PippeMentali scrive,

agosto 24, 2007 @ 09:40

IMHO, il consiglio di Francesco fa parte di quelle superstizioni che sarebbe meglio lasciar perdere a favore delle cose serie.

Se i contenuti sono buoni/originali cosa vuoi che gliene freghi a Google se l’ora è sempre la stessa o se la cadenza è troppo regolare.

fradefra scrive,

agosto 24, 2007 @ 17:54

Ciao PippeMentali :-)
Tu qualche esperimento l’hai fatto? Io li faccio dal 2001…

Le mie saranno pippe mentali ed ognuno è libero di fare le considerazioni che vuole e portare avanti le sue attività come meglio crede :-)

Sempre a proposito di pippe mentali, io me le faccio da anni su centinaia di progetti, tutti in fondo alle SERP, con clienti che mi inseguono perché rivogliono indietro i soldi e siti che non si trovano neppure a cercare la url della home :-)
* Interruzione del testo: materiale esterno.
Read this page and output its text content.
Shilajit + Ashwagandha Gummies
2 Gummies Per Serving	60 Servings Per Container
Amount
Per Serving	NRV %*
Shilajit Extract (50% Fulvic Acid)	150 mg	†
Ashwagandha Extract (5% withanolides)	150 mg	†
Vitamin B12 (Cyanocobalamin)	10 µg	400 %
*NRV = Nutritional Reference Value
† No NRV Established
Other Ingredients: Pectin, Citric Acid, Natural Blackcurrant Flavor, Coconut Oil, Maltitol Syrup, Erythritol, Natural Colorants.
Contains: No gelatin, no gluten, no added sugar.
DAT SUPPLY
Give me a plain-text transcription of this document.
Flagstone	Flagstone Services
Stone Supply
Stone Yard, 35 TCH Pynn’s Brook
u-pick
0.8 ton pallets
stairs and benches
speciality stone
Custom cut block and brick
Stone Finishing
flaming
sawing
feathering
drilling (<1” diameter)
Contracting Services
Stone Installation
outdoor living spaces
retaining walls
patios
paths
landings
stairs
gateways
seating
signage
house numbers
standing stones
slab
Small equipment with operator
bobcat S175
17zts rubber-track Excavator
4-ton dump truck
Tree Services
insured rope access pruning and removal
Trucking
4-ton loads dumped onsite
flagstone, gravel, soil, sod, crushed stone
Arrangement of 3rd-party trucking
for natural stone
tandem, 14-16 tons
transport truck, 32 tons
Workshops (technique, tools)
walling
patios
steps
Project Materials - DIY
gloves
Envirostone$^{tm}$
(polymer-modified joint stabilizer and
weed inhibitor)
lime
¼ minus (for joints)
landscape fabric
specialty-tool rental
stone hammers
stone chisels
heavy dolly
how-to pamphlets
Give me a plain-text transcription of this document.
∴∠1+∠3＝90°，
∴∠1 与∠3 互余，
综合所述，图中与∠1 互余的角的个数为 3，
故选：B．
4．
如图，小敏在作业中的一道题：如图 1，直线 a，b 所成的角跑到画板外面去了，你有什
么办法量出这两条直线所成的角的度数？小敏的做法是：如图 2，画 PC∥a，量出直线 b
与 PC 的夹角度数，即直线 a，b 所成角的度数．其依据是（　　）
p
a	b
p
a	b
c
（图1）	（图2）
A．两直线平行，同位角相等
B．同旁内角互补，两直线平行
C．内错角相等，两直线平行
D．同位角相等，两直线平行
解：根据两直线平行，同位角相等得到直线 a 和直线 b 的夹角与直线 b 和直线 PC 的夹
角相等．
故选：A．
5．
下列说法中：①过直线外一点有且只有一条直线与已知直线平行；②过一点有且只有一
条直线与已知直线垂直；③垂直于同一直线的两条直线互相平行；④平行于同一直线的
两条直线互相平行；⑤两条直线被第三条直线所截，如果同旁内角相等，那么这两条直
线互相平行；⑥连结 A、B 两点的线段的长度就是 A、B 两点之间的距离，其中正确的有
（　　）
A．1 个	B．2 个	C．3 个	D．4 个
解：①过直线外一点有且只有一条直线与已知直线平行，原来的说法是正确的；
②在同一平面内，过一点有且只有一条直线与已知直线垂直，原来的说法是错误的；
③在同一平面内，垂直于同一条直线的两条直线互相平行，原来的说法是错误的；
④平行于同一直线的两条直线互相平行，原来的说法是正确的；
In fondo, io a Marco facevo solo una domanda… mica pretendevo di insegnare niente a nessuno :-)

PippeMentali scrive,

agosto 27, 2007 @ 22:40

Francesco, un metodo minimamente scientifico richiede gli esperimenti vanno documentati, le sensazioni non contano nulla.
Alla mia provocazione hai risposto sfoderando il curriculum, rispondimi piuttosto con la dimostrazione che è meglio non postare regolarmente altrimenti Google ci declassa.

Ti faccio un esempio, Madrigrano fa dei corsi in cui presenta esperimenti ma ha l’intelligenza di usare il condizionale nelle sue affermazioni.

fradefra scrive,

agosto 28, 2007 @ 06:35

PippeMentali, se leggi il mio post iniziale, non c’è scritto che si tratta di verità scientificamente dimostrata, come, per inciso, è impossibile per quasi tutto nel posizionamento sui motori.

Se hai frequentato i corsi di Enrico Madrigano, dovresti saperlo, visto che lui stesso lo dice spesso e volentieri. Di prove scientifiche è impossibile farne, per l’alto numero di variabili, per l’impossibilità di isolarle e per l’impossibilità di replicare.

Io non ho bisogno di dare alcuna dimostrazione, per il semplice fatto che non ho motivo e voglia di convincere nessuno. Ognuno è libero di credere, fare o sperimentare ciò che gli pare. Se qualcuno pensa che ciò che io ho detto ha motivi per essere credibile o se pensa che io sia credibile, se vuole si farà le proprie prove, oppure, se ne ha voglia, può sempre chiarmarmi in chat, telefonarmi, scrivermi.

Per quanto riguarda l’intelligenza di usare il condizionale, beh, non basta usare il condizionale per dimostrarsi intelligenti. Per esempio, la si dimostra anche indicando il proprio nome quando si discredita gli altri, invece che celarsi sotto l’anonimato. O no?